我有一个包含7列的数据帧。Regressor列有3个不同的回归变量(DT、DT-2和DT-4)。
我想生成一个相关性热图。
df_dt = df[(df["Regressor"]=="DT")]
df_dt_corr = df_dt.drop(["Regressor"], axis=1).corr()
df_dt2 = df[(df["Regressor"]=="DT-2")]
df_dt2_corr = df_dt2.drop(["Regressor"], axis=1).corr()

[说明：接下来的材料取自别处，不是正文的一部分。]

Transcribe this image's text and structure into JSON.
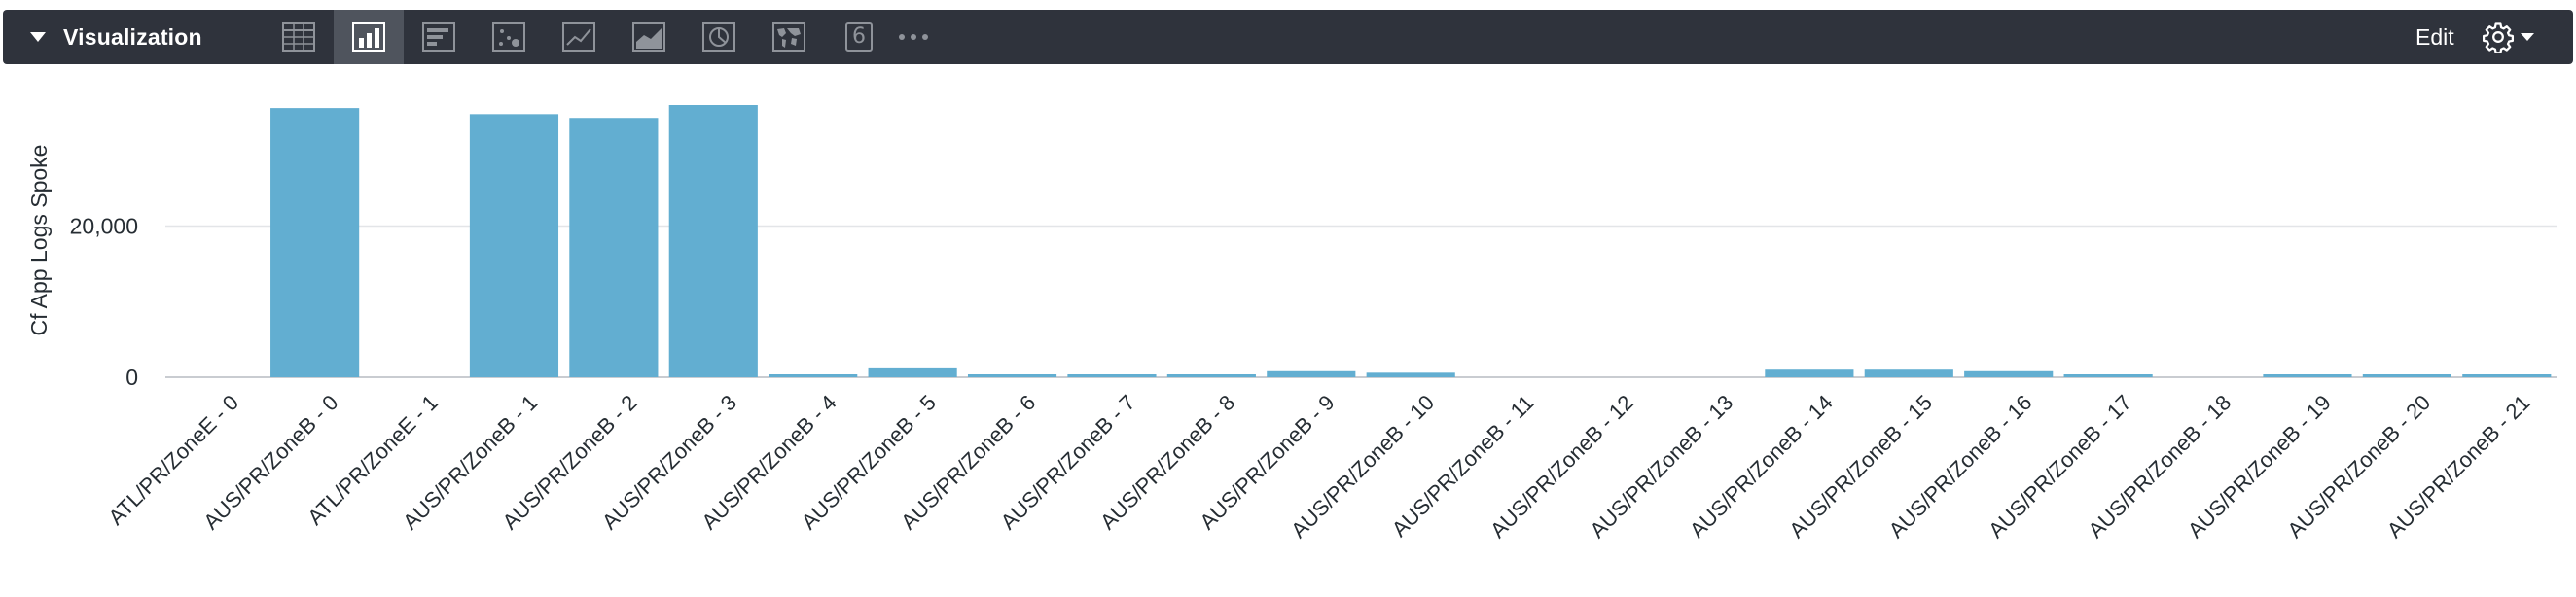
{
  "toolbar": {
    "title": "Visualization",
    "edit_label": "Edit",
    "vis_types": [
      {
        "name": "table",
        "icon": "table-icon"
      },
      {
        "name": "column",
        "icon": "column-chart-icon",
        "active": true
      },
      {
        "name": "bar",
        "icon": "bar-chart-icon"
      },
      {
        "name": "scatter",
        "icon": "scatter-chart-icon"
      },
      {
        "name": "line",
        "icon": "line-chart-icon"
      },
      {
        "name": "area",
        "icon": "area-chart-icon"
      },
      {
        "name": "pie",
        "icon": "pie-chart-icon"
      },
      {
        "name": "map",
        "icon": "map-icon"
      },
      {
        "name": "single-value",
        "icon": "single-value-icon",
        "label": "6"
      },
      {
        "name": "more",
        "icon": "more-icon"
      }
    ]
  },
  "chart_data": {
    "type": "bar",
    "title": "",
    "xlabel": "",
    "ylabel": "Cf App Logs Spoke",
    "ylim": [
      0,
      36000
    ],
    "yticks": [
      0,
      20000
    ],
    "ytick_labels": [
      "0",
      "20,000"
    ],
    "grid": true,
    "bar_color": "#62aed1",
    "categories": [
      "ATL/PR/ZoneE - 0",
      "AUS/PR/ZoneB - 0",
      "ATL/PR/ZoneE - 1",
      "AUS/PR/ZoneB - 1",
      "AUS/PR/ZoneB - 2",
      "AUS/PR/ZoneB - 3",
      "AUS/PR/ZoneB - 4",
      "AUS/PR/ZoneB - 5",
      "AUS/PR/ZoneB - 6",
      "AUS/PR/ZoneB - 7",
      "AUS/PR/ZoneB - 8",
      "AUS/PR/ZoneB - 9",
      "AUS/PR/ZoneB - 10",
      "AUS/PR/ZoneB - 11",
      "AUS/PR/ZoneB - 12",
      "AUS/PR/ZoneB - 13",
      "AUS/PR/ZoneB - 14",
      "AUS/PR/ZoneB - 15",
      "AUS/PR/ZoneB - 16",
      "AUS/PR/ZoneB - 17",
      "AUS/PR/ZoneB - 18",
      "AUS/PR/ZoneB - 19",
      "AUS/PR/ZoneB - 20",
      "AUS/PR/ZoneB - 21"
    ],
    "values": [
      0,
      35600,
      0,
      34800,
      34300,
      36000,
      300,
      1300,
      300,
      300,
      300,
      800,
      600,
      0,
      0,
      0,
      1000,
      1000,
      800,
      300,
      0,
      300,
      300,
      300
    ]
  }
}
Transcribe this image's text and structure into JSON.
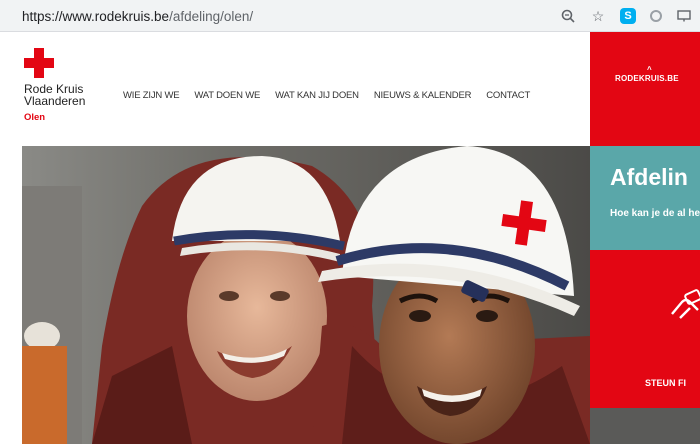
{
  "browser": {
    "url_host": "https://www.rodekruis.be",
    "url_path": "/afdeling/olen/",
    "icons": [
      "zoom-icon",
      "star-icon",
      "skype-icon",
      "extension-circle-icon",
      "cast-icon"
    ],
    "skype_letter": "S"
  },
  "site": {
    "brand_line1": "Rode Kruis",
    "brand_line2": "Vlaanderen",
    "branch": "Olen",
    "accent": "#e30613",
    "teal": "#5aa7a9"
  },
  "nav": {
    "items": [
      "WIE ZIJN WE",
      "WAT DOEN WE",
      "WAT KAN JIJ DOEN",
      "NIEUWS & KALENDER",
      "CONTACT"
    ]
  },
  "sidebar": {
    "rk_link": "RODEKRUIS.BE",
    "afdeling_title": "Afdelin",
    "afdeling_subtitle": "Hoe kan je de al helpen?",
    "steun": "STEUN FI"
  }
}
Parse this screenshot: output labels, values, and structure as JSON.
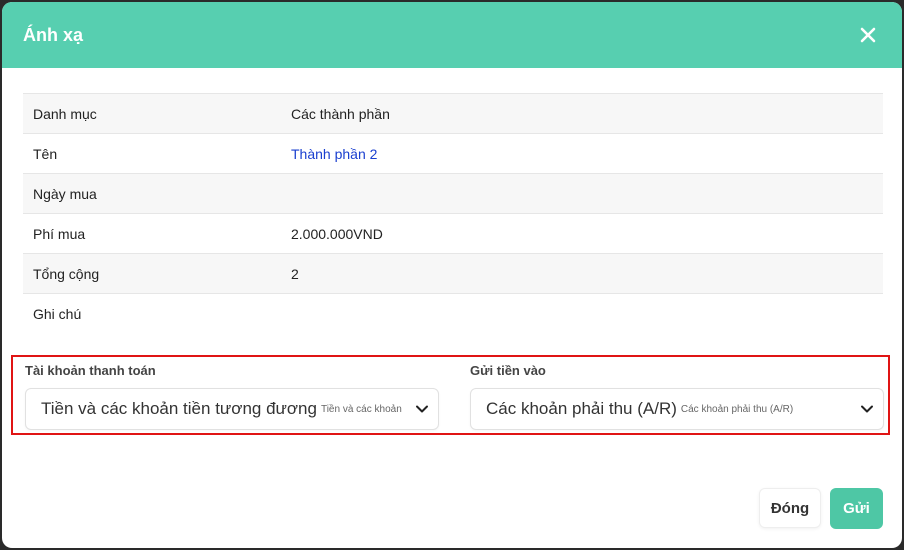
{
  "modal": {
    "title": "Ánh xạ",
    "close_icon": "close-icon",
    "header_color": "#57cfb0"
  },
  "details": {
    "rows": [
      {
        "label": "Danh mục",
        "value": ""
      },
      {
        "label": "Tên",
        "value": ""
      },
      {
        "label": "Ngày mua",
        "value": ""
      },
      {
        "label": "Phí mua",
        "value": ""
      },
      {
        "label": "Tổng cộng",
        "value": ""
      },
      {
        "label": "Ghi chú",
        "value": ""
      }
    ],
    "category": "Các thành phần",
    "name": "Thành phần 2",
    "purchase_date": "",
    "purchase_fee": "2.000.000VND",
    "total": "2",
    "note": ""
  },
  "payment_account": {
    "label": "Tài khoản thanh toán",
    "selected": "Tiền và các khoản tiền tương đương",
    "selected_sub": "Tiền và các khoản"
  },
  "deposit_to": {
    "label": "Gửi tiền vào",
    "selected": "Các khoản phải thu (A/R)",
    "selected_sub": "Các khoản phải thu (A/R)"
  },
  "footer": {
    "close_label": "Đóng",
    "submit_label": "Gửi",
    "submit_color": "#4ec7a5"
  },
  "highlight_color": "#e01414"
}
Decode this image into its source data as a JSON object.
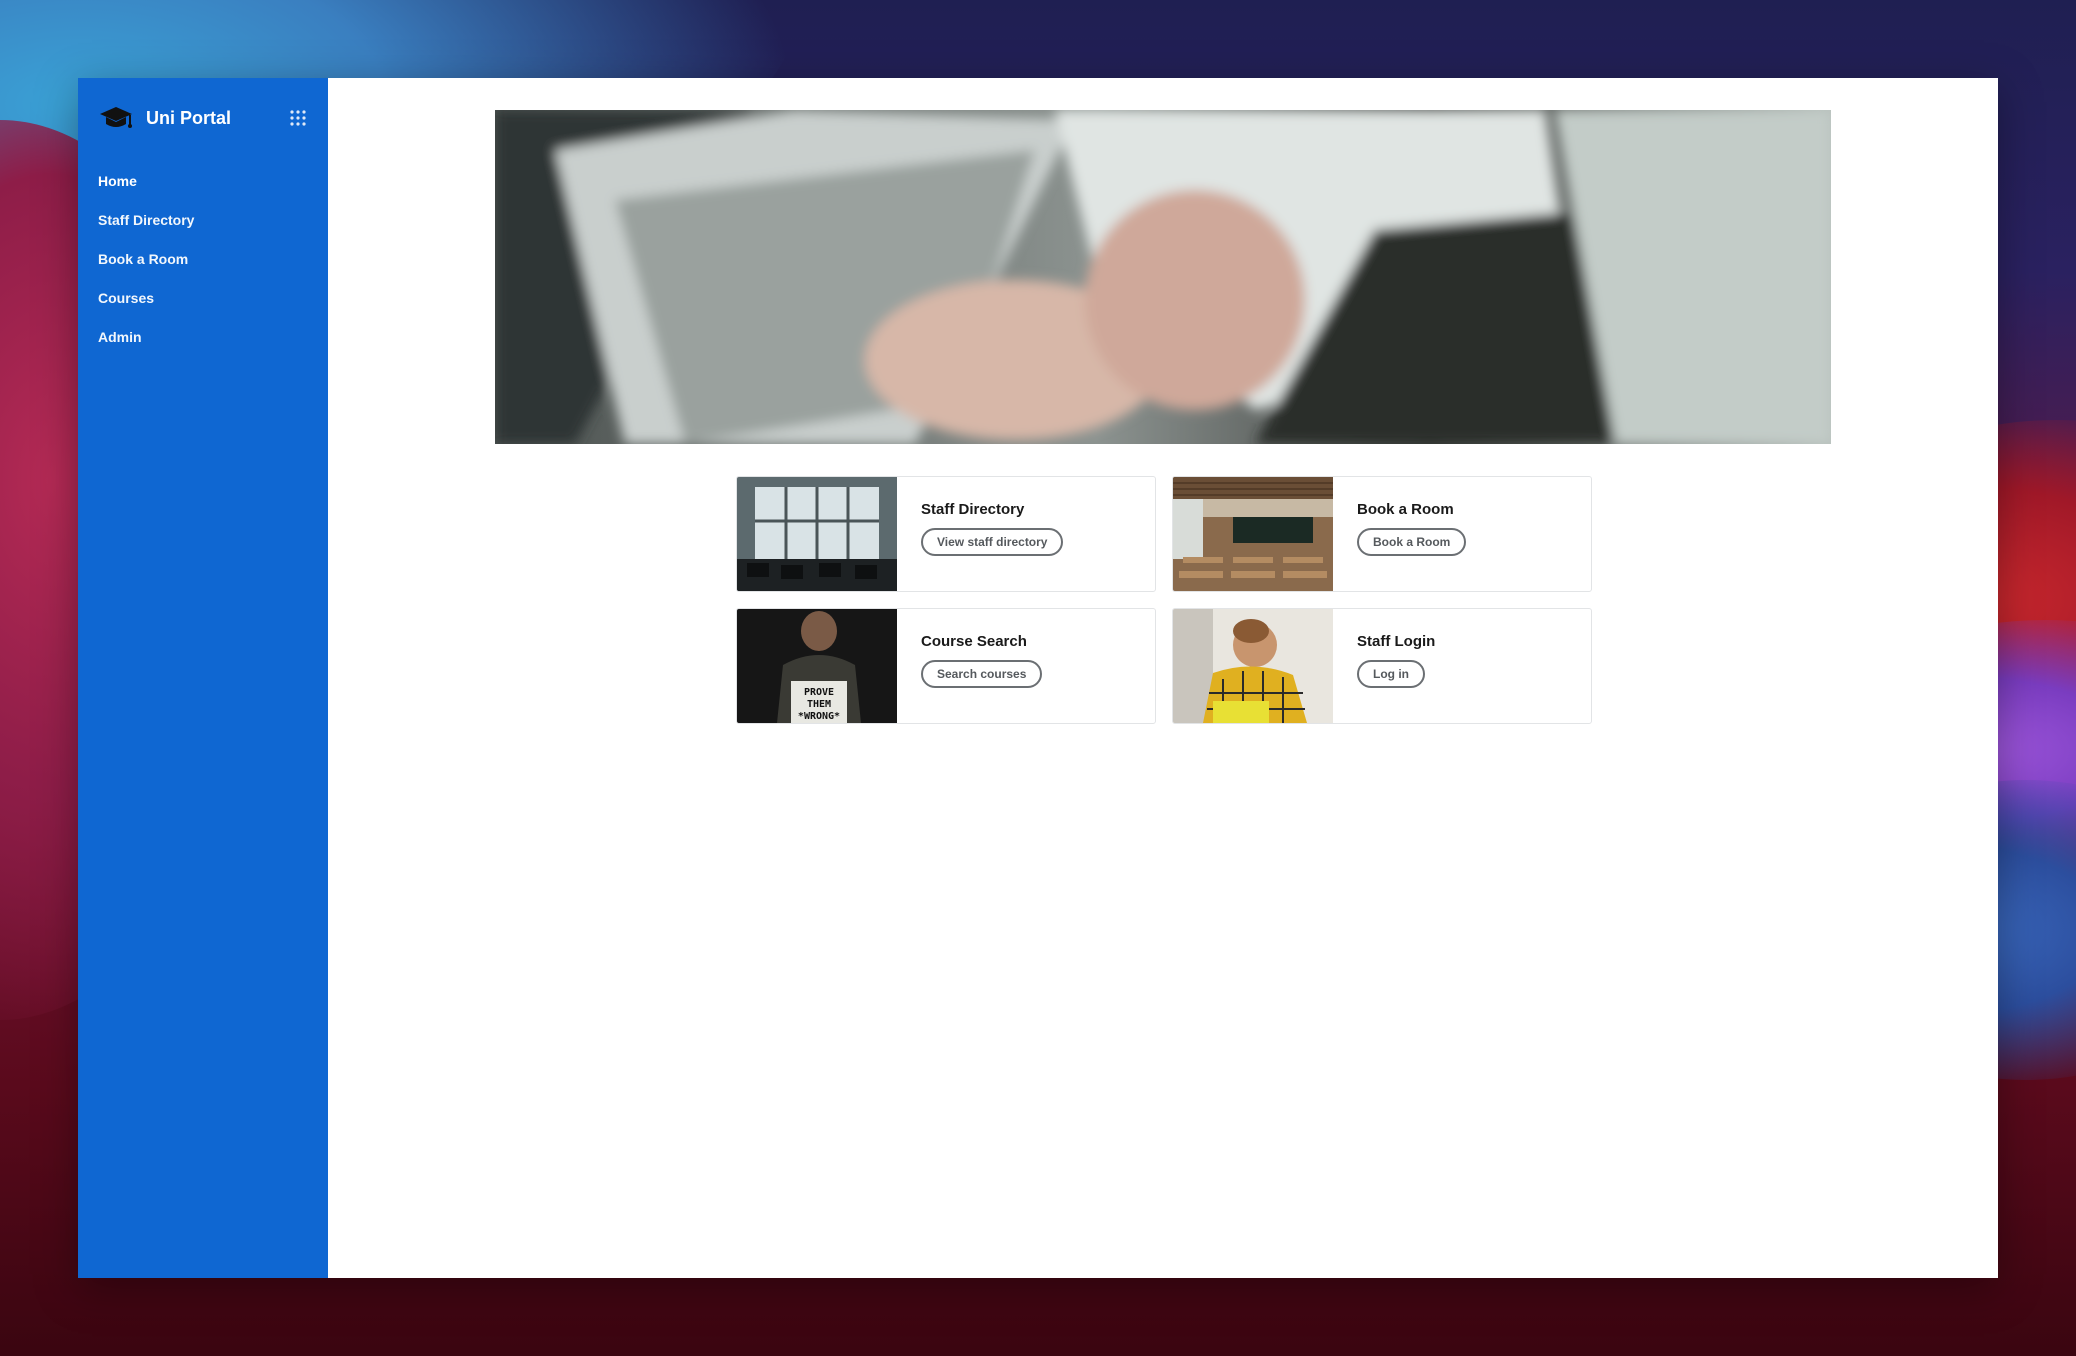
{
  "app": {
    "title": "Uni Portal",
    "brand_color": "#0f67d2",
    "brand_icon": "graduation-cap-icon",
    "menu_icon": "apps-grid-icon"
  },
  "sidebar": {
    "items": [
      {
        "label": "Home",
        "active": true
      },
      {
        "label": "Staff Directory",
        "active": false
      },
      {
        "label": "Book a Room",
        "active": false
      },
      {
        "label": "Courses",
        "active": false
      },
      {
        "label": "Admin",
        "active": false
      }
    ]
  },
  "cards": [
    {
      "title": "Staff Directory",
      "button": "View staff directory",
      "image": "classroom-windows-photo"
    },
    {
      "title": "Book a Room",
      "button": "Book a Room",
      "image": "lecture-room-photo"
    },
    {
      "title": "Course Search",
      "button": "Search courses",
      "image": "prove-them-wrong-photo",
      "image_text": "PROVE THEM *WRONG*"
    },
    {
      "title": "Staff Login",
      "button": "Log in",
      "image": "student-yellow-jacket-photo"
    }
  ]
}
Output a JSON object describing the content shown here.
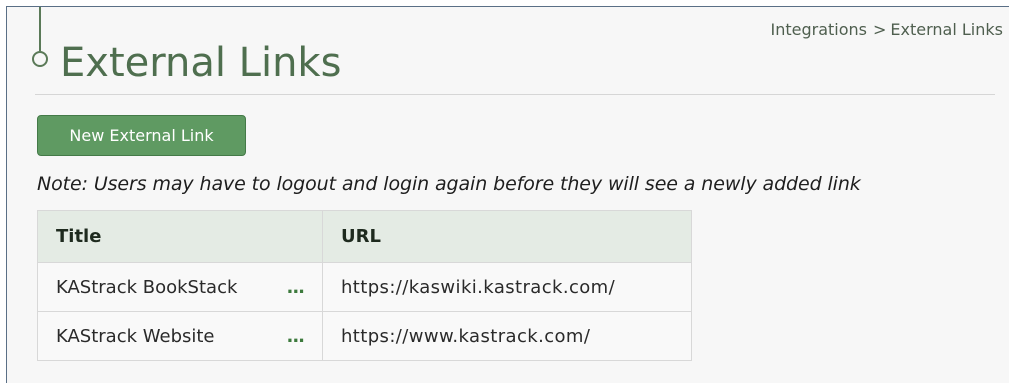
{
  "header": {
    "title": "External Links",
    "breadcrumb": {
      "parent": "Integrations",
      "separator": ">",
      "current": "External Links"
    }
  },
  "toolbar": {
    "new_link_label": "New External Link"
  },
  "note": "Note: Users may have to logout and login again before they will see a newly added link",
  "table": {
    "columns": [
      "Title",
      "URL"
    ],
    "rows": [
      {
        "title": "KAStrack BookStack",
        "more_icon": "...",
        "url": "https://kaswiki.kastrack.com/"
      },
      {
        "title": "KAStrack Website",
        "more_icon": "...",
        "url": "https://www.kastrack.com/"
      }
    ]
  },
  "colors": {
    "accent": "#5f9a62",
    "title": "#4f6f4f",
    "header_bg": "#e4ebe4"
  },
  "icons": {
    "timeline": "timeline-marker-icon",
    "row_menu": "more-options-icon"
  }
}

df_dt4 = df[(df["Regressor"]=="DT-4")]
df_dt4_corr = df_dt4.drop(["Regressor"], axis=1).corr()
# SUBPLOTS
fig = plt.figure(figsize=(12,6))
plt.subplot(221)
plt.title('Regressor: DT')
sns.heatmap(df_dt_corr, annot=True, fmt='.2f', square=True, cmap = 'Reds_r')
plt.subplot(222)
plt.title('Regressor: DT-2')
sns.heatmap(df_dt2_corr, annot=True, fmt='.2f', square=True, cmap = 'Blues_r')
plt.subplot(223)
plt.title('Regressor: DT-4')
sns.heatmap(df_dt4_corr, annot=True, fmt='.2f', square=True, cmap = 'BuGn_r')
plt.show()我也得到了剧情

现在,问题是,如果我有10个回归变量,那么我必须为每个回归变量编写10次重复的代码。这不是一种pythonic方式,也不是好的编程实践。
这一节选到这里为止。